Jackson laughed. “Your pessimism is at a nearly Ukrainian level.”
“I always got along well with Evan’s mother,” said Eleanor reflectively. “Perhaps that’s why.”
Jackson knew that the rest of the family had never met his mother, but sometimes it felt like Evan was the only one who remembered that she had also been Ukrainian. It had been their first point of commonality when he’d entered the family. The girl last night in the alley had also had the aura of stand-offish Ukrainian pessimism that Jackson found profoundly familiar and refreshing all at once. Perhaps that was why he’d wanted to find her. Or possibly it was the profoundly desirable ass that had walked away from him.
“Perhaps so,” said Jackson. “Do you want me to look into the Congressional stuff?”
“No, I think that’s best left to me. Backstabbing senate gossip is the kind of thing my staff lives for.”
“All right,” said Jackson. “I’ll keep digging on the Granger files then.”
“Might as well,” she said with a shrug. “How are the children doing?”
“Aiden and Ella completed the partnership deal between DevEntier and Zhao Industries. They told me to vote on something. I voted. Apparently, now I have thirty million more dollars.”
Eleanor gave him an exasperated look. “The stock value went up two hundred percent overnight.”
“That is what Evan said,” agreed Jackson.
“You don’t care a bit, do you?”
“Nope,” said Jackson cheerfully. Eleanor shook her head. He never knew how to explain that too much money was meaningless. He could buy the things he wanted, and after that, it was useless to him.
“How are Evan and Olivia?”
“You mean, besides engaged?”
Eleanor beamed, and Jackson thought he’d rarely seen a happier expression on her face.
“Thank you for all the texts and pictures last night. I don’t like to attend such parties, but I like to be included in the news. They looked very happy.”

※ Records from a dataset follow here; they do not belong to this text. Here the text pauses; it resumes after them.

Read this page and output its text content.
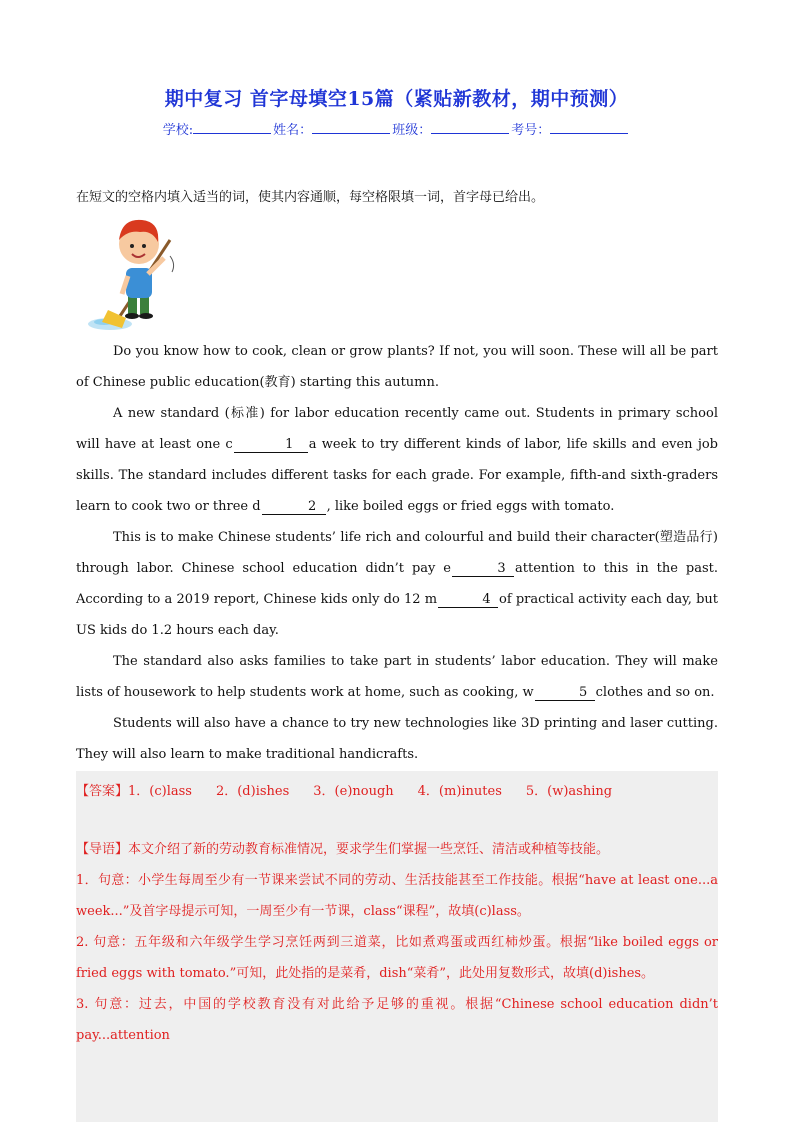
期中复习 首字母填空15篇（紧贴新教材，期中预测）
学校:	姓名：	班级：	考号：
在短文的空格内填入适当的词，使其内容通顺，每空格限填一词，首字母已给出。

Do you know how to cook, clean or grow plants? If not, you will soon. These will all be part of Chinese public education(教育) starting this autumn.

A new standard (标准) for labor education recently came out. Students in primary school will have at least one c	1 a week to try different kinds of labor, life skills and even job skills. The standard includes different tasks for each grade. For example, fifth-and sixth-graders learn to cook two or three d	2 , like boiled eggs or fried eggs with tomato.

This is to make Chinese students’ life rich and colourful and build their character(塑造品行) through labor. Chinese school education didn’t pay e	3 attention to this in the past. According to a 2019 report, Chinese kids only do 12 m	4 of practical activity each day, but US kids do 1.2 hours each day.

The standard also asks families to take part in students’ labor education. They will make lists of housework to help students work at home, such as cooking, w	5 clothes and so on.

Students will also have a chance to try new technologies like 3D printing and laser cutting. They will also learn to make traditional handicrafts.

【答案】1．(c)lass 2．(d)ishes 3．(e)nough 4．(m)inutes 5．(w)ashing

【导语】本文介绍了新的劳动教育标准情况，要求学生们掌握一些烹饪、清洁或种植等技能。

1．句意：小学生每周至少有一节课来尝试不同的劳动、生活技能甚至工作技能。根据“have at least one...a week...”及首字母提示可知，一周至少有一节课，class“课程”，故填(c)lass。

2. 句意：五年级和六年级学生学习烹饪两到三道菜，比如煮鸡蛋或西红柿炒蛋。根据“like boiled eggs or fried eggs with tomato.”可知，此处指的是菜肴，dish“菜肴”，此处用复数形式，故填(d)ishes。

3. 句意：过去，中国的学校教育没有对此给予足够的重视。根据“Chinese school education didn’t pay...attention
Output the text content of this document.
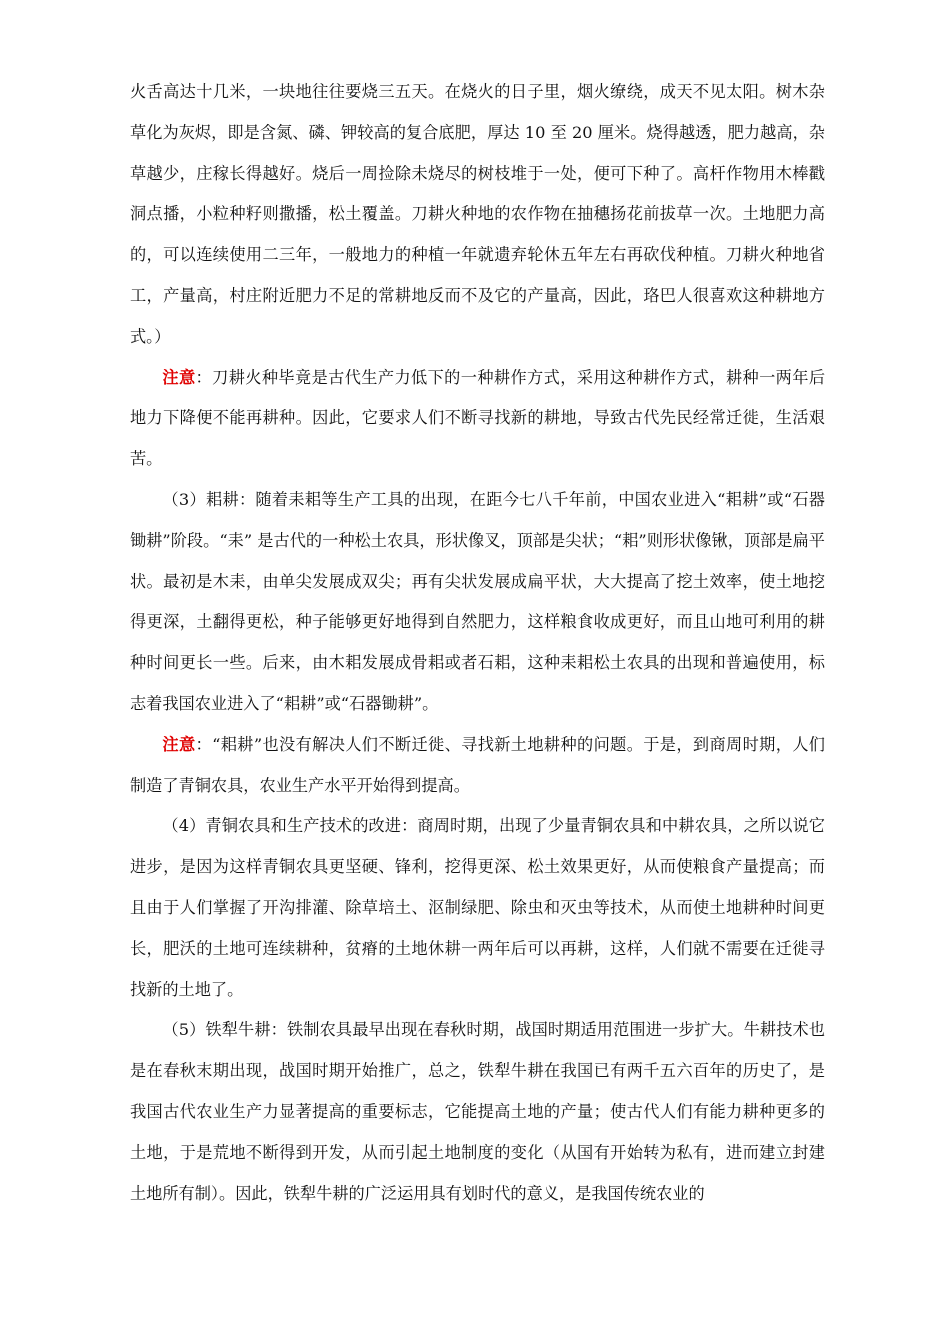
火舌高达十几米，一块地往往要烧三五天。在烧火的日子里，烟火缭绕，成天不见太阳。树木杂草化为灰烬，即是含氮、磷、钾较高的复合底肥，厚达 10 至 20 厘米。烧得越透，肥力越高，杂草越少，庄稼长得越好。烧后一周捡除未烧尽的树枝堆于一处，便可下种了。高杆作物用木棒戳洞点播，小粒种籽则撒播，松土覆盖。刀耕火种地的农作物在抽穗扬花前拔草一次。土地肥力高的，可以连续使用二三年，一般地力的种植一年就遗弃轮休五年左右再砍伐种植。刀耕火种地省工，产量高，村庄附近肥力不足的常耕地反而不及它的产量高，因此，珞巴人很喜欢这种耕地方式。）

注意：刀耕火种毕竟是古代生产力低下的一种耕作方式，采用这种耕作方式，耕种一两年后地力下降便不能再耕种。因此，它要求人们不断寻找新的耕地，导致古代先民经常迁徙，生活艰苦。

（3）耜耕：随着耒耜等生产工具的出现，在距今七八千年前，中国农业进入“耜耕”或“石器锄耕”阶段。“耒” 是古代的一种松土农具，形状像叉，顶部是尖状；“耜”则形状像锹，顶部是扁平状。最初是木耒，由单尖发展成双尖；再有尖状发展成扁平状，大大提高了挖土效率，使土地挖得更深，土翻得更松，种子能够更好地得到自然肥力，这样粮食收成更好，而且山地可利用的耕种时间更长一些。后来，由木耜发展成骨耜或者石耜，这种耒耜松土农具的出现和普遍使用，标志着我国农业进入了“耜耕”或“石器锄耕”。

注意：“耜耕”也没有解决人们不断迁徙、寻找新土地耕种的问题。于是，到商周时期，人们制造了青铜农具，农业生产水平开始得到提高。

（4）青铜农具和生产技术的改进：商周时期，出现了少量青铜农具和中耕农具，之所以说它进步，是因为这样青铜农具更坚硬、锋利，挖得更深、松土效果更好，从而使粮食产量提高；而且由于人们掌握了开沟排灌、除草培土、沤制绿肥、除虫和灭虫等技术，从而使土地耕种时间更长，肥沃的土地可连续耕种，贫瘠的土地休耕一两年后可以再耕，这样，人们就不需要在迁徙寻找新的土地了。

（5）铁犁牛耕：铁制农具最早出现在春秋时期，战国时期适用范围进一步扩大。牛耕技术也是在春秋末期出现，战国时期开始推广，总之，铁犁牛耕在我国已有两千五六百年的历史了，是我国古代农业生产力显著提高的重要标志，它能提高土地的产量；使古代人们有能力耕种更多的土地，于是荒地不断得到开发，从而引起土地制度的变化（从国有开始转为私有，进而建立封建土地所有制）。因此，铁犁牛耕的广泛运用具有划时代的意义，是我国传统农业的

“They were both floating on cloud nine,” said Jackson.
“I really wasn’t sure she was the one for him,” said Eleanor. It was the closest Jackson had ever heard her get to an admission of being wrong.
“I was,” said Jackson, knowing his voice sounded too firm.
“I hate that she’s Ralph Taggert’s granddaughter, but I love how she loves Evan,” said Eleanor, meeting his eye, stare for stare.
“I know,” said Jackson, relenting. “It’s unfortunate that your most hated political rival has any tie to this family, but so far, Olivia’s deal with him is holding. She and Ralph don’t speak, and he’s left all of us out of any of his rhetoric.”
“It has been rather refreshing to have him attack me on my record for a change,” said Eleanor.